A lawsuit over pop star Jay Chou speaks volumes about China’s streaming war
Tencent bought up exclusive rights to some of the biggest names in music, forcing competitors like NetEase to sublicense
When people are looking to stream the latest surprise album from Beyoncé, they don't have to choose between Spotify or Apple Music. But in China, listening to some of the world’s most popular musicians requires using one of Tencent’s three dominant music streaming apps.
One of those artists is Jay Chou, a Taiwanese singer who’s been immensely popular in mainland China for nearly two decades. The pop idol hailed as the “King of Asian Pop” has been the subject of a lawsuit between Tencent and NetEase over the past year. But just this past week, a Shenzhen court ruled that NetEase had to pay Tencent 850,000 yuan (US$121,500) for allowing users to download the Mandopop star’s songs.
(Abacus is a unit of the South China Morning Post, which is owned by Alibaba, which purchased a stake in NetEase Cloud Music in September.)
NetEase is Tencent’s biggest competitor in China’s music streaming industry. But its lone streaming app still doesn’t come close to the massive number of people streaming on one of three Tencent Music apps.
China’s music streaming industry has 607 million users, and most of them use Kugou, QQ Music, Kuwo or some mixture of the three.
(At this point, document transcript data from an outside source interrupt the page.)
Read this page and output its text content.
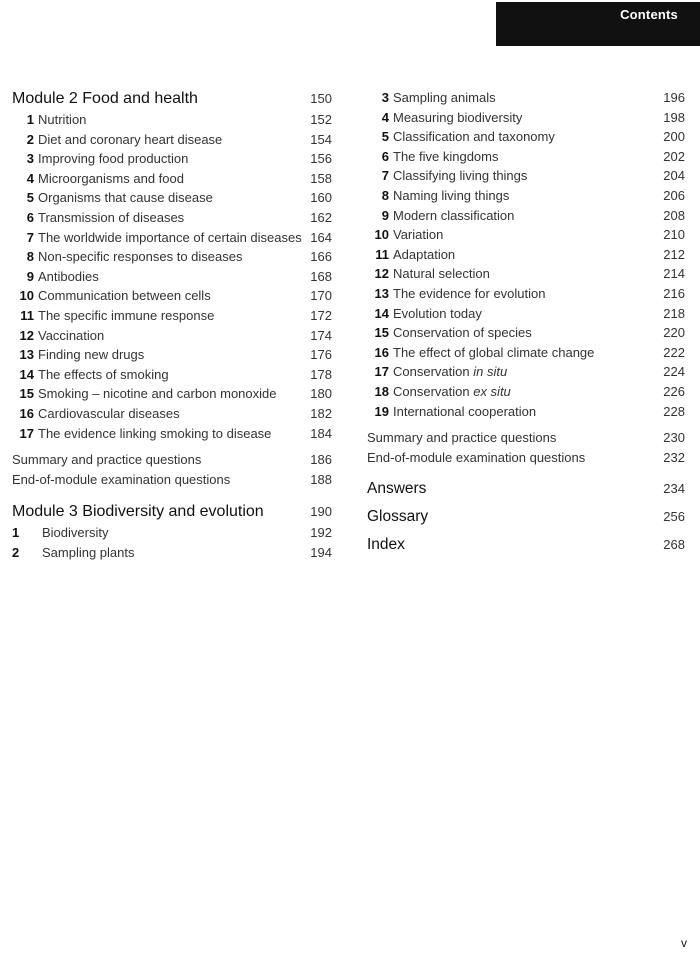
Contents
Module 2 Food and health	150
1 Nutrition	152
2 Diet and coronary heart disease	154
3 Improving food production	156
4 Microorganisms and food	158
5 Organisms that cause disease	160
6 Transmission of diseases	162
7 The worldwide importance of certain diseases 164
8 Non-specific responses to diseases	166
9 Antibodies	168
10 Communication between cells	170
11 The specific immune response	172
12 Vaccination	174
13 Finding new drugs	176
14 The effects of smoking	178
15 Smoking – nicotine and carbon monoxide	180
16 Cardiovascular diseases	182
17 The evidence linking smoking to disease	184
Summary and practice questions	186
End-of-module examination questions	188
Module 3 Biodiversity and evolution	190
1	Biodiversity	192
2	Sampling plants	194
3 Sampling animals	196
4 Measuring biodiversity	198
5 Classification and taxonomy	200
6 The five kingdoms	202
7 Classifying living things	204
8 Naming living things	206
9 Modern classification	208
10 Variation	210
11 Adaptation	212
12 Natural selection	214
13 The evidence for evolution	216
14 Evolution today	218
15 Conservation of species	220
16 The effect of global climate change	222
17 Conservation in situ	224
18 Conservation ex situ	226
19 International cooperation	228
Summary and practice questions	230
End-of-module examination questions	232
Answers	234
Glossary	256
Index	268
v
NetEase Cloud Music comes in fourth place behind these three Tencent-owned apps, according to multiple research reports.
So far, NetEase has been the only one that’s been able to hold its own against the Tencent Music behemoth. Its music service has been growing faster than any of Tencent’s, according to QuestMobile. But Tencent has gained an edge through the use of exclusive deals.
In the US, the popularity of music streaming exclusives — once a common strategy for Apple Music — has been waning for a few years. But that’s not the case in China.
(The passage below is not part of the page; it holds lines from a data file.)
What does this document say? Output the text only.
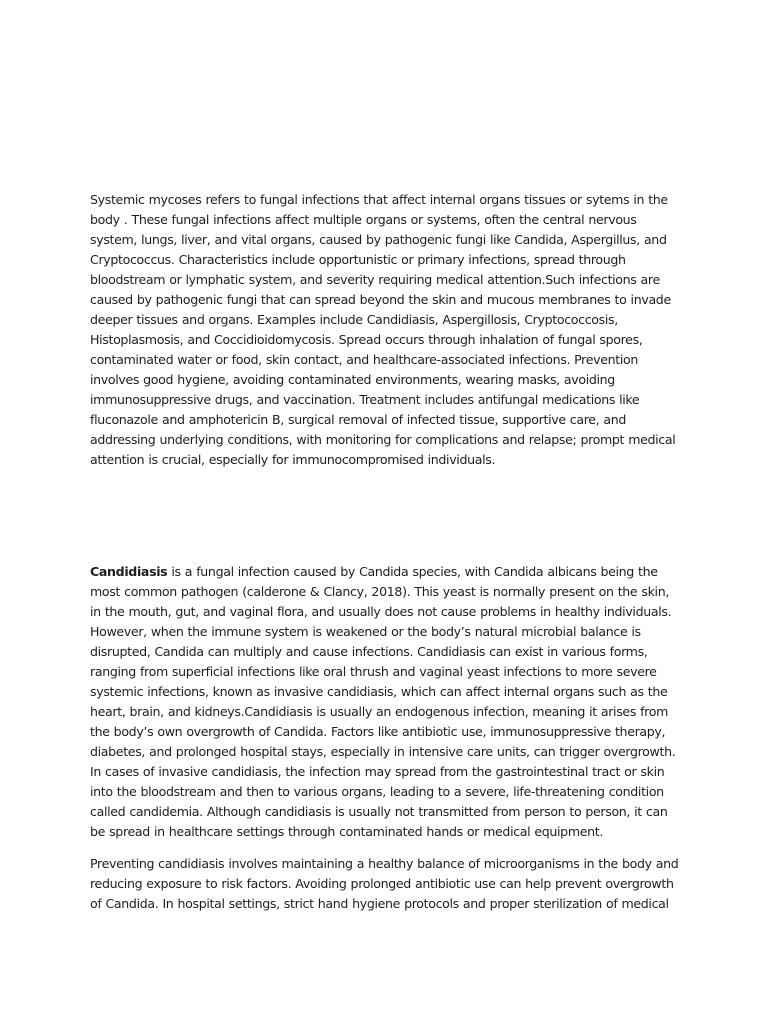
Systemic mycoses refers to fungal infections that affect internal organs tissues or sytems in the body . These fungal infections affect multiple organs or systems, often the central nervous system, lungs, liver, and vital organs, caused by pathogenic fungi like Candida, Aspergillus, and Cryptococcus. Characteristics include opportunistic or primary infections, spread through bloodstream or lymphatic system, and severity requiring medical attention.Such infections are caused by pathogenic fungi that can spread beyond the skin and mucous membranes to invade deeper tissues and organs. Examples include Candidiasis, Aspergillosis, Cryptococcosis, Histoplasmosis, and Coccidioidomycosis. Spread occurs through inhalation of fungal spores, contaminated water or food, skin contact, and healthcare-associated infections. Prevention involves good hygiene, avoiding contaminated environments, wearing masks, avoiding immunosuppressive drugs, and vaccination. Treatment includes antifungal medications like fluconazole and amphotericin B, surgical removal of infected tissue, supportive care, and addressing underlying conditions, with monitoring for complications and relapse; prompt medical attention is crucial, especially for immunocompromised individuals.

Candidiasis is a fungal infection caused by Candida species, with Candida albicans being the most common pathogen (calderone & Clancy, 2018). This yeast is normally present on the skin, in the mouth, gut, and vaginal flora, and usually does not cause problems in healthy individuals. However, when the immune system is weakened or the body’s natural microbial balance is disrupted, Candida can multiply and cause infections. Candidiasis can exist in various forms, ranging from superficial infections like oral thrush and vaginal yeast infections to more severe systemic infections, known as invasive candidiasis, which can affect internal organs such as the heart, brain, and kidneys.Candidiasis is usually an endogenous infection, meaning it arises from the body’s own overgrowth of Candida. Factors like antibiotic use, immunosuppressive therapy, diabetes, and prolonged hospital stays, especially in intensive care units, can trigger overgrowth. In cases of invasive candidiasis, the infection may spread from the gastrointestinal tract or skin into the bloodstream and then to various organs, leading to a severe, life-threatening condition called candidemia. Although candidiasis is usually not transmitted from person to person, it can be spread in healthcare settings through contaminated hands or medical equipment.

Preventing candidiasis involves maintaining a healthy balance of microorganisms in the body and reducing exposure to risk factors. Avoiding prolonged antibiotic use can help prevent overgrowth of Candida. In hospital settings, strict hand hygiene protocols and proper sterilization of medical
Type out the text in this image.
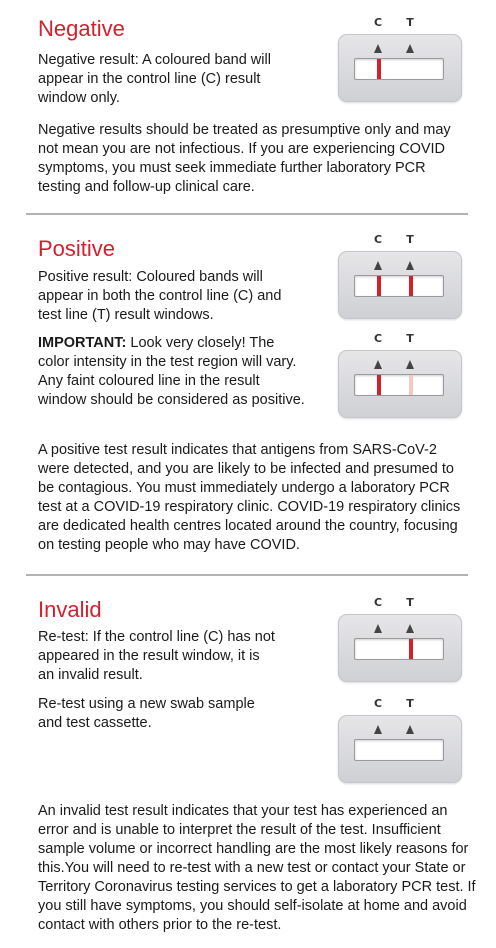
Negative
Negative result: A coloured band will appear in the control line (C) result window only.
Negative results should be treated as presumptive only and may not mean you are not infectious. If you are experiencing COVID symptoms, you must seek immediate further laboratory PCR testing and follow-up clinical care.
Positive
Positive result: Coloured bands will appear in both the control line (C) and test line (T) result windows.
IMPORTANT: Look very closely! The color intensity in the test region will vary. Any faint coloured line in the result window should be considered as positive.
A positive test result indicates that antigens from SARS-CoV-2 were detected, and you are likely to be infected and presumed to be contagious. You must immediately undergo a laboratory PCR test at a COVID-19 respiratory clinic. COVID-19 respiratory clinics are dedicated health centres located around the country, focusing on testing people who may have COVID.
Invalid
Re-test: If the control line (C) has not appeared in the result window, it is an invalid result.
Re-test using a new swab sample and test cassette.
An invalid test result indicates that your test has experienced an error and is unable to interpret the result of the test. Insufficient sample volume or incorrect handling are the most likely reasons for this.You will need to re-test with a new test or contact your State or Territory Coronavirus testing services to get a laboratory PCR test. If you still have symptoms, you should self-isolate at home and avoid contact with others prior to the re-test.
C T
C T
C T
C T
C T
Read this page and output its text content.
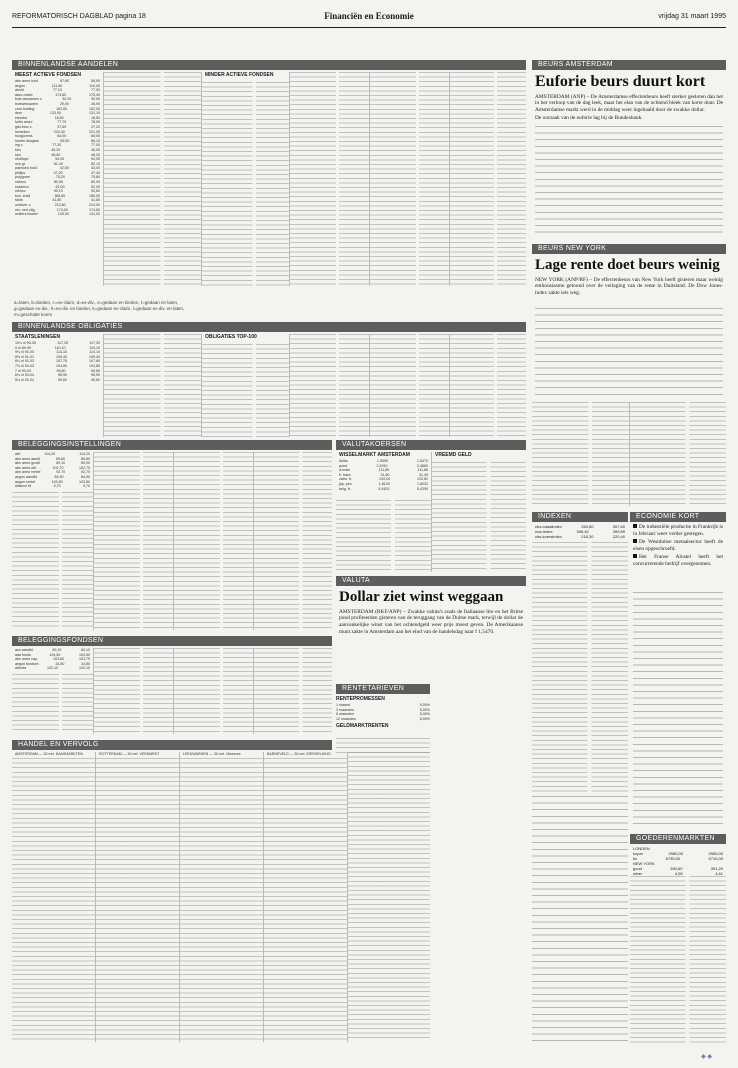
REFORMATORISCH DAGBLAD pagina 18	Financiën en Economie	vrijdag 31 maart 1995
BINNENLANDSE AANDELEN
MEEST ACTIEVE FONDSEN
abn amro hold	57,60	58,90
aegon	111,80	110,00
ahold	77,10	77,00
akzo nobel	173,60	175,40
bols wessanen c.	30,20	30,00
bolswessanen	29,00	28,90
cmd holding	102,60	102,00
dsm	133,90	131,10
elsevier	18,50	18,50
fortis amev	77,70	78,00
gist-broc c.	37,60	37,20
heineken	220,40	221,00
hoogovens	64,00	65,00
hunter douglas	65,50	66,10
ing c	77,30	77,00
klm	46,20	46,00
kpn	46,60	46,20
nedlloyd	54,20	54,90
oce gr.	81,40	82,10
pakhoed hold.	42,60	43,00
philips	47,20	47,40
polygram	75,20	75,80
robeco	80,50	80,90
rodamco	52,00	52,00
rolinco	90,10	90,60
kon. shell	188,80	189,00
stork	41,80	41,80
unilever c.	213,80	214,00
ver. ned uitg.	174,00	174,60
wolters kluwer	140,00	141,00
MINDER ACTIEVE FONDSEN
a=laten, b=bieden, c=ex-claim, d=ex-div., e=gedaan en bieden, f=gedaan en laten, g=gedaan ex-div., h=ex-div. en bieden, k=gedaan ex-claim, l=gedaan ex-div. en laten, m=geschatte koers
BINNENLANDSE OBLIGATIES
STAATSLENINGEN
10¼ nl 90-00	117,25	117,30
9 nl 89-99	110,10	110,10
9¾ nl 90-00	114,15	114,10
8½ nl 91-01	109,40	109,40
8¼ nl 92-02	107,75	107,80
7¾ nl 93-03	104,80	104,80
7 nl 93-03	99,60	99,60
6¾ nl 94-04	96,90	96,90
5¾ nl 93-04	90,60	90,60
OBLIGATIES TOP-100
BELEGGINGSINSTELLINGEN
abf	114,20	114,20
abn amro aandl	89,60	89,60
abn amro groeif	69,10	69,00
abn amro obl.	102,70	102,70
abn amro rentef	92,70	92,70
aegon aandfd	84,90	84,90
aegon rentef	103,50	103,50
alliance fd	9,70	9,70
VALUTAKOERSEN
WISSELMARKT AMSTERDAM
dollar	1,5500	1,5470
pond	2,4910	2,4880
d-mark	111,89	111,86
fr. franc	31,60	31,49
zwits. fr.	134,04	133,82
jap. yen	1,8100	1,8032
belg. fr.	5,4420	5,4395
VREEMD GELD
VALUTA
Dollar ziet winst weggaan

AMSTERDAM (RKF/ANP) – Zwakke valuta's zoals de Italiaanse lire en het Britse pond profiteerden gisteren van de teruggang van de Duitse mark, terwijl de dollar de aanvankelijke winst van het ochtendgeld weer prijs moest geven. De Amerikaanse munt zakte in Amsterdam aan het eind van de handelsdag naar f 1,5470.

BELEGGINGSFONDSEN
asn aandfd	60,10	60,10
aaa fonds	104,50	104,50
abn amro cap.	103,60	103,70
aegon fondsen	34,80	34,80
alrenta	102,10	102,10
RENTETARIEVEN
RENTEPROMESSEN
1 maand	5,00%
3 maanden	5,00%
6 maanden	5,00%
12 maanden	5,00%
GELDMARKTRENTEN
HANDEL EN VERVOLG
AMSTERDAM — 30 mrt. KAASMARKTEN	ROTTERDAM — 30 mrt. VEEMARKT	LEEUWARDEN — 30 mrt. Vleesvee	BARNEVELD — 30 mrt. EIERVELDING
BEURS AMSTERDAM
Euforie beurs duurt kort

AMSTERDAM (ANP) – De Amsterdamse effectenbeurs heeft sterker gesloten dan het in het verloop van de dag leek, maar het elan van de ochtend bleek van korte duur. De Amsterdamse markt werd in de middag weer ingehaald door de zwakke dollar.

De oorzaak van de euforie lag bij de Bundesbank.

BEURS NEW YORK
Lage rente doet beurs weinig

NEW YORK (ANP/RF) – De effectenbeurs van New York heeft gisteren maar weinig enthousiasme getoond over de verlaging van de rente in Duitsland. De Dow Jones-index zakte iets weg.

INDEXEN
cbs-totaalindex	264,60	267,60
eoe-index	396,40	399,89
cbs-koersindex	218,30	220,40
ECONOMIE KORT

De industriële productie in Frankrijk is in februari weer verder gestegen.

De Westduitse metaalsector heeft de eisen opgeschroefd.

Het Franse Alcatel heeft het concurrerende bedrijf overgenomen.

GOEDERENMARKTEN
LONDEN
koper	2980,00	2965,00
tin	5735,00	5710,00
NEW YORK
goud	390,60	391,20
zilver	4,59	4,61
◆ ◆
In its 2018 IPO prospectus, Tencent Music said it owned the largest music library with more than 20 million tracks licensed from more than 200 domestic and international music labels, including Sony Music Entertainment, Universal Music Group and Warner Music Group. While these companies generally try to spread their catalogues across as many platforms as possible to get the most listeners in the US, this strategy has been jettisoned for exclusive contracts in China.
Tencent Music now has the exclusive rights to so much music that other companies often have to sublicense the music from the tech giant to compete with it. That’s how NetEase got access to Jay Chou’s catalogue.
According to court documents, NetEase paid Tencent 8.7 million yuan (US$1.2 million) in 2015 to license 808 Jay Chou songs for a year. In 2017, Tencent charged NetEase more than 18 million yuan (US$2.5 million) for another year of the same songs. NetEase founder and CEO Ding Lei complained at that year’s national copyright conference that industry giants were “jacking up exclusive copyright fees,” calling it bad for musicians and users.
When NetEase’s sublicensing period ended in April last year, Tencent sued its competitor for continuing to offer Chou’s songs and notifying users to download the songs as soon as possible. NetEase later apologized, saying that the company “made a serious mistake.”
As a result, Tencent Music’s market dominance has invited scrutiny. The company is reportedly under investigation by China’s antitrust authorities, according to Bloomberg. Tencent denied the report to Chinese media.
In September 2017, China’s National Copyright Administration asked music streaming companies to “avoid exclusive licensing.” Then in February 2018, it also asked Tencent and NetEase to share up to 99% of their music libraries. But the companies continue to wrestle over the most popular 1%. Each time popular artists from Hong Kong and Taiwan are removed from NetEase Cloud Music, it triggers complaints from users.
But without licenses from the original labels, NetEase has little legal recourse.
“If Tencent has paid for the copyright of Jay Chou’s music, exclusive or not, while NetEase didn’t purchase the copyright, then it was intellectual property infringement,” said Forrester senior analyst Xiaofeng Wang. “Whoever owns the IP or paid for the IP has the preserved rights.”
But copyright lawyers in China have long debated whether the sublicensing model is healthy for China’s music streaming industry.
Some argue that exclusive licensing helps keep down operational costs for copyright owners, creating efficiencies that allow companies to invest more in other endeavors. But others argue that the model inconveniences users, requiring them to switch between multiple platforms.
Tencent Music declined to comment on the matter. NetEase did not respond to our request for comment.
Whatever the merits or pitfalls of sublicensing, Wang notes that spending on copyrighted content is ballooning around the world.
“Global music streaming and video sites spend a lot on copyrights each year, and it’s getting more expensive,” Wang said. Now companies are turning toward investing in original content to reduce the cost of licensing other companies’ intellectual property, she added.
Some companies are also looking for technological solutions. TikTok owner ByteDance, for example, bought the music startup Jukedeck, which uses AI to create original music. But a world in which AI-generated music can compete with the likes of Jay Chou remains a thing of fiction for now.